The Russian volunteers helping Ukrainian refugees in Georgia
By Misha Vignanski
Tbilisi, Apr 23 (EFE).- A small hotel patio in the heart of the Georgian capital has become one of the few points of solidarity between Russians and Ukrainians following Vladimir Putin’s invasion of Ukraine.
“My boyfriend is Ukrainian and I love that country, we cannot be indifferent and not help these poor people,” Maria Belkina, a young Russian who with her parents runs the Gvino Minda hotel in Tbilisi, told Efe.
Dozens of Ukrainian refugees have passed through the hotel in search of aid, which is handed out by a team of around 15 volunteers, the majority Russian.
The facade of the Gvino Minda hotel is adorned with two flags, one Ukrainian and the other Georgian.
This combination is now common across the Caucasus nation, which has so far taken in around 30,000 refugees as well as Russians who decided to flee home after their country invaded Ukraine.
Georgia, which in 2008 was subjected to Russia’s military powers in a conflict that ended with Tbilisi losing control over the territories of Abkhazia and South Ossetia, backs Kyiv in the current conflict and has sent hundreds of tons of humanitarian aid to Ukraine.
The government has so far declined to align itself with Western sanctions on Russia as authorities fear such a move could be met with retaliation from its northern neighbor.
Belkina, the volunteer, arrived in Georgia four years ago.
“We came as tourists but we liked it so much we decided to move to the country,” she added.
When Russia launched its invasion of Ukraine in late February, a number of Ukrainian families were stranded in Belkina’s family-run hotel, she added.
At first, the hotel owners helped those that were stuck unable to return but eventually they launched a larger initiative to help the growing number of Ukrainians arriving in Georgia to escape the war.
Ivan, one of the volunteers who prefers not to give his full name, told Efe that he left Russia after Putin launched his invasion.
“The Georgian government helps the refugees a lot, but we decided to do our bit, too,” he added.
Georgians donate funds, food and medicine to the volunteer workers each day while Belkina also stocks up products at nearby markets, which are later distributed by a team of 40 to 50 volunteers at the improvised aid center.
“I’ve really taken this war to heart.
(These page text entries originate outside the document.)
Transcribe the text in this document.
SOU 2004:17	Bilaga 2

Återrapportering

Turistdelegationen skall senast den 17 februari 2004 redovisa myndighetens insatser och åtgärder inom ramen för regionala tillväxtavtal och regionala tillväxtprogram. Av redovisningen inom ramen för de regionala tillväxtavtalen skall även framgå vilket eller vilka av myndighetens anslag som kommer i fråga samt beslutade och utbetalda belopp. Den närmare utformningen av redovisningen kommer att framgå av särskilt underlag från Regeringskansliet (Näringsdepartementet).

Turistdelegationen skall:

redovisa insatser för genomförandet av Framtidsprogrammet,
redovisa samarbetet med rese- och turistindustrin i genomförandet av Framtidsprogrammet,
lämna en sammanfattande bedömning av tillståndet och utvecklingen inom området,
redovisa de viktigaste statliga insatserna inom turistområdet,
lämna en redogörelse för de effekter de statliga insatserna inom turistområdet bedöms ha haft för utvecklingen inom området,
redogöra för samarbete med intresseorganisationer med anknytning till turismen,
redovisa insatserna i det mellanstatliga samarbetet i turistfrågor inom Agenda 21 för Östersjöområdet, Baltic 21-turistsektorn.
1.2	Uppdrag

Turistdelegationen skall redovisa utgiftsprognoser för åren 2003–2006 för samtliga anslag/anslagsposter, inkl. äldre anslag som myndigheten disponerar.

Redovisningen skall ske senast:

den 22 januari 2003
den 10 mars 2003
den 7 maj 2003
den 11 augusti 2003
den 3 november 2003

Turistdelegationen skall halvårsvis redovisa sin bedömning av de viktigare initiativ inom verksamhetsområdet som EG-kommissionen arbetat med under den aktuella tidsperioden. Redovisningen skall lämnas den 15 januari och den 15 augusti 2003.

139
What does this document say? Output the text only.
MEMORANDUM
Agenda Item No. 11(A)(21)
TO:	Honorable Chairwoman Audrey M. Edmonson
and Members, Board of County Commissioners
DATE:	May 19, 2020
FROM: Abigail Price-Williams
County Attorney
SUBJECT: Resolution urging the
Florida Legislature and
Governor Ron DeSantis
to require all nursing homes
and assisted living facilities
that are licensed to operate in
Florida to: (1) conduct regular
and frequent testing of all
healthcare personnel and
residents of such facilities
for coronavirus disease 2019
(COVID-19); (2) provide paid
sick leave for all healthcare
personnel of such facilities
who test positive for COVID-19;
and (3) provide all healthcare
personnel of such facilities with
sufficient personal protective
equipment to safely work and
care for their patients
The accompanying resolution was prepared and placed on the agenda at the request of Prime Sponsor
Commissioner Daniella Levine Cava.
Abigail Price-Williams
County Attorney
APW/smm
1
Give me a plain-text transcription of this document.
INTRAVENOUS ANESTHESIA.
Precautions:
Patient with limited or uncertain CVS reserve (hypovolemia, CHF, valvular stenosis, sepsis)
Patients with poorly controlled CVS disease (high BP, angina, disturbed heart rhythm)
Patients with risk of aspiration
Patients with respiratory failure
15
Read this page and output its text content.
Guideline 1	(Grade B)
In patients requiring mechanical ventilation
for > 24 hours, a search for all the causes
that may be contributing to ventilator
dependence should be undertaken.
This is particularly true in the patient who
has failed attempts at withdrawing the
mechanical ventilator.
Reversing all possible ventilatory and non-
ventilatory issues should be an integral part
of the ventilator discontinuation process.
I have no more tears to shed because of how much I cried, the important thing now is to keep doing all we can to help Ukrainians.”
The Russian volunteers also offer the refugees legal advice and help to organize accommodation.
One of the refugees who has arrived at the center is Svetlana, who did not want to give her full name, who arrived in Tbilisi with her son having made the trip from the southern Ukrainian city of Mariupol.
“We were lucky, our house was not destroyed but we went without water, light and gas for a month,” she told Efe.
Svetlana left Mariupol via a humanitarian corridor organized by Russian troops. She and her son made their way into the Russian-controlled areas of the Donbas and from there into Russia.